The Dispute: Research vs. Production
Murakkab’s benchmark results are compelling, but they come from a controlled research environment rather than a live production deployment. The workflows tested — video Q&A and code generation — are meaningful but relatively well-structured; real enterprise agentic workflows involve considerably more heterogeneous components, external API calls with unpredictable latencies, and failure and retry logic that adds further scheduling complexity. Whether the 2.8x GPU reduction and 4.3x cost reduction translate to production-grade agentic systems at cloud scale is the question the paper cannot yet answer, and the honest reading of the benchmarks is as a demonstration of potential rather than a confirmed production result.

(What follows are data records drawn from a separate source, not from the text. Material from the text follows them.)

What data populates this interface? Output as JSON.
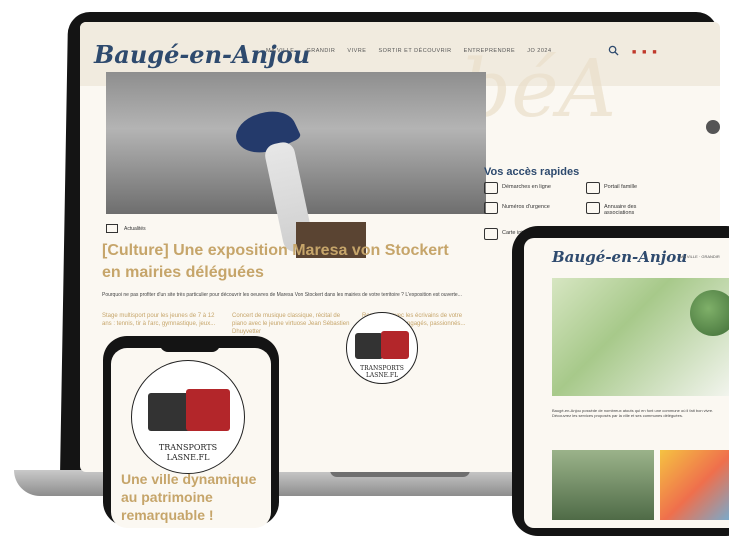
{
  "laptop": {
    "logo": "Baugé-en-Anjou",
    "nav": [
      "MA VILLE",
      "GRANDIR",
      "VIVRE",
      "SORTIR ET DÉCOUVRIR",
      "ENTREPRENDRE",
      "JO 2024"
    ],
    "tag": "Actualités",
    "article_title": "[Culture] Une exposition Maresa von Stockert en mairies déléguées",
    "excerpt": "Pourquoi ne pas profiter d'un site très particulier pour découvrir les oeuvres de Maresa Von Stockert dans les mairies de votre territoire ? L'exposition est ouverte...",
    "links": [
      "Stage multisport pour les jeunes de 7 à 12 ans : tennis, tir à l'arc, gymnastique, jeux...",
      "Concert de musique classique, récital de piano avec le jeune virtuose Jean Sébastien Dhuyvetter",
      "Rencontre avec les écrivains de votre région, auteurs engagés, passionnés..."
    ],
    "quick_access_title": "Vos accès rapides",
    "quick_access": [
      "Démarches en ligne",
      "Portail famille",
      "Numéros d'urgence",
      "Annuaire des associations",
      "Carte interactive"
    ],
    "truck_text": "TRANSPORTS\nLASNE.FL"
  },
  "phone": {
    "headline": "Une ville dynamique au patrimoine remarquable !",
    "truck_text": "TRANSPORTS\nLASNE.FL"
  },
  "tablet": {
    "logo": "Baugé-en-Anjou",
    "nav": "MA VILLE · GRANDIR",
    "text": "Baugé-en-Anjou possède de nombreux atouts qui en font une commune où il fait bon vivre. Découvrez les services proposés par la ville et ses communes déléguées."
  }
}
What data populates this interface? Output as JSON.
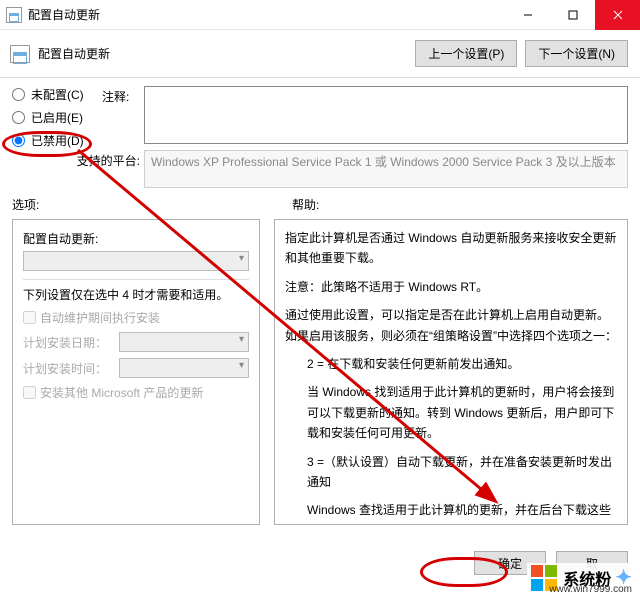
{
  "titlebar": {
    "title": "配置自动更新"
  },
  "header": {
    "heading": "配置自动更新",
    "prev": "上一个设置(P)",
    "next": "下一个设置(N)"
  },
  "radios": {
    "not_configured": "未配置(C)",
    "enabled": "已启用(E)",
    "disabled": "已禁用(D)"
  },
  "comment": {
    "label": "注释:"
  },
  "platform": {
    "label": "支持的平台:",
    "text": "Windows XP Professional Service Pack 1 或 Windows 2000 Service Pack 3 及以上版本"
  },
  "labels": {
    "options": "选项:",
    "help": "帮助:"
  },
  "left": {
    "heading": "配置自动更新:",
    "note": "下列设置仅在选中 4 时才需要和适用。",
    "cb_maint": "自动维护期间执行安装",
    "plan_date": "计划安装日期：",
    "plan_time": "计划安装时间：",
    "cb_other": "安装其他 Microsoft 产品的更新"
  },
  "help": {
    "p1": "指定此计算机是否通过 Windows 自动更新服务来接收安全更新和其他重要下载。",
    "p2": "注意：此策略不适用于 Windows RT。",
    "p3": "通过使用此设置，可以指定是否在此计算机上启用自动更新。如果启用该服务，则必须在“组策略设置”中选择四个选项之一：",
    "p4": "2 = 在下载和安装任何更新前发出通知。",
    "p5": "当 Windows 找到适用于此计算机的更新时，用户将会接到可以下载更新的通知。转到 Windows 更新后，用户即可下载和安装任何可用更新。",
    "p6": "3 =（默认设置）自动下载更新，并在准备安装更新时发出通知",
    "p7": "Windows 查找适用于此计算机的更新，并在后台下载这些更新（在此过程中，用户不会收到通知或被打断工作）。完成下载后，用户即可以安装更新的通知。转到 Windows 更新后，用户即可安装"
  },
  "footer": {
    "ok": "确定",
    "cancel": "取"
  },
  "watermark": {
    "brand": "系统粉",
    "url": "www.win7999.com"
  }
}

There is also an adoption question. Cloud providers like Azure benefit from higher compute utilization — a more resource-efficient customer workload is, in one sense, a less profitable customer workload if the freed compute is not immediately re-allocated to new demand. The commercial incentive to deploy a system like Murakkab at scale is real but not unconditional: it aligns most directly with attracting price-sensitive enterprise customers who would otherwise run fewer agentic workloads, or with reducing the infrastructure cost of serving the agentic products whose compute costs have been a visible concern for CFOs across the industry.
What Happens Next
The researchers have indicated they plan to extend Murakkab to more complex workflow topologies and larger-scale cluster deployments. The immediate question for the field is whether a system of this kind gets incorporated into production cloud infrastructure — Azure being the most obvious candidate given Microsoft’s direct involvement in the research — or remains a research prototype. Given the scale of Microsoft’s commercial investment in agentic AI across Copilot and Azure AI Services, the research team has unusually direct access to the production environment where Murakkab’s gains would matter most. Watch for whether this work surfaces as a feature in Azure’s agentic serving infrastructure rather than as a standalone research release.
Why It Matters
Murakkab addresses a problem that has been growing quietly in the background of the agentic AI boom: the serving layer powering multi-step AI agents was designed for simpler workloads and has not been fundamentally rethought for the workflow architecture that now dominates frontier AI applications. The efficiency gains demonstrated in the paper are large enough that, if they translate to production scale, they represent a meaningful reduction in both the cost and the environmental footprint of the agentic AI industry — not through better chips or more renewable energy, but through more intelligent software that wastes less of what the existing infrastructure already provides. Google’s TurboQuant memory compression work addresses the same broad challenge from a different angle — reducing the memory footprint of model serving rather than the scheduling overhead of workflow orchestration — and together these research directions suggest that the next major cost reduction in AI infrastructure will come from systems-level software optimization rather than purely from hardware advances.
Sources
MIT News; arXiv (Murakkab paper); Mirage News; AI Commission.